Cameron Schoepp, a TCU associate professor of art, started a class called the Zoo Enrichment Project, where 15 students make toys for animals living at the Fort Worth Zoo.

“Each one of these objects brings something to increase positive behavior in their environment,” Schoepp said.

Schoepp and Victoria Bennett, an assistant professor of environmental science, put the students into groups, with each group building a toy for a specific animal, including black bears, river otters, black rhinoceroses, red kangaroos and orangutans.

The zoo provided recommendations on what animals would be good to work with, Schoepp said.

Then, students did research on what materials would be suitable for their respective animal.

“The zoo’s been really supportive,” said Beau Hartweg, a doctoral science education student. “They’ve given us good feedback and helped us kind of figure out and finalize how this design might actually work in the exhibit space.”

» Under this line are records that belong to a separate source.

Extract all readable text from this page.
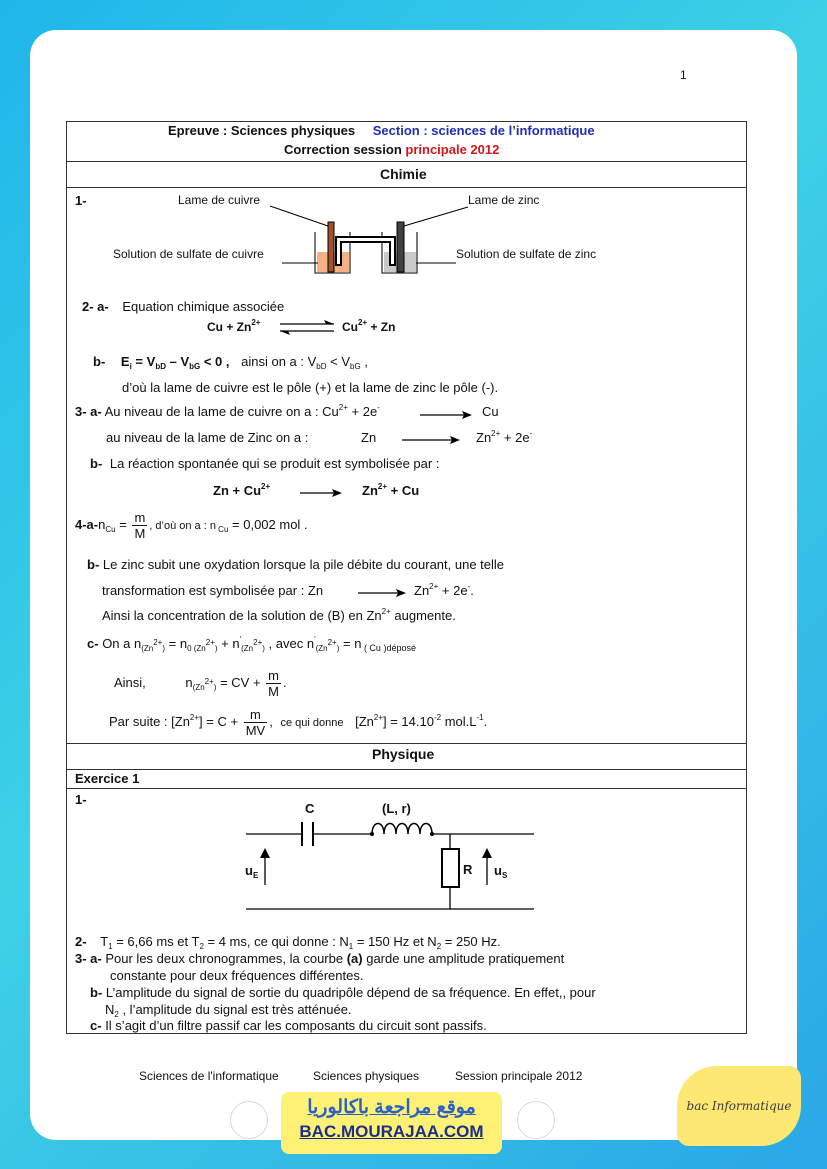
1
Epreuve : Sciences physiques Section : sciences de l’informatique
Correction session principale 2012
Chimie
1-	Lame de cuivre	Lame de zinc
Solution de sulfate de cuivre	Solution de sulfate de zinc
2- a- Equation chimique associée
$Cu + Zn^{2+}$ ⇌ $Cu^{2+} + Zn$
b- $E_i = V_{bD} - V_{bG} < 0$ , ainsi on a : $V_{bD} < V_{bG}$ ,
d’où la lame de cuivre est le pôle (+) et la lame de zinc le pôle (-).
3- a- Au niveau de la lame de cuivre on a : $Cu^{2+} + 2e^-$	Cu
au niveau de la lame de Zinc on a :	Zn	$Zn^{2+} + 2e^-$
b- La réaction spontanée qui se produit est symbolisée par :
$Zn + Cu^{2+}$	$Zn^{2+} + Cu$
$4-a-n_{Cu} = \frac{m}{M}$ , d’où on a : n $_{Cu}$ = 0,002 mol .
b- Le zinc subit une oxydation lorsque la pile débite du courant, une telle
transformation est symbolisée par : Zn	$Zn^{2+} + 2e^-$.
Ainsi la concentration de la solution de (B) en $Zn^{2+}$ augmente.
c- On a $n_{(Zn^{2+})} = n_{0 (Zn^{2+})} + n'_{(Zn^{2+})}$ , avec $n'_{(Zn^{2+})} = n$ $_{( Cu )déposé}$
Ainsi,	$n_{(Zn^{2+})}$ = CV + $\frac{m}{M}$ .
Par suite : $[Zn^{2+}] = C + \frac{m}{MV}$ , ce qui donne $[Zn^{2+}] = 14.10^{-2}$ $mol.L^{-1}$.
Physique
Exercice 1
1-
C	(L, r)
R
$u_E$	$u_S$
2- $T_1 = 6,66$ ms et $T_2 = 4$ ms, ce qui donne : $N_1 = 150$ Hz et $N_2 = 250$ Hz.
3- a- Pour les deux chronogrammes, la courbe (a) garde une amplitude pratiquement
constante pour deux fréquences différentes.
b- L’amplitude du signal de sortie du quadripôle dépend de sa fréquence. En effet,, pour
$N_2$ , l’amplitude du signal est très atténuée.
c- Il s’agit d’un filtre passif car les composants du circuit sont passifs.
Sciences de l'informatique	Sciences physiques	Session principale 2012
موقع مراجعة باكالوريا
BAC.MOURAJAA.COM
bac Informatique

While some of the materials used to build the toys were donated, such as Styrofoam, epoxy and Plexiglas, some of the money for materials came out of the students’ pockets.

“Ours wasn’t too bad, because the materials weren’t that expensive,” said Alexis Ackel, an environmental science graduate student, whose group members each spent $150 on materials. “But for some of the other guys, they’ve had to do GoFundMe because their materials are more expensive.”

Students said they are happy to make toys that promote positive natural behaviors in these animals.

“Making rhinos happy is important!” said Mallory Melton, a senior environmental science major. “It’s prehensile lip is what it uses most in the wild and it’s not using it at all in the enclosure.”

The class will present the toys to the animals in early December, and the public will be able to see the students’ creations in the enclosures, Hartweg said.

“That’s the goal,” Hartweg said. “We hope that this will be something that everybody can see at the zoo.”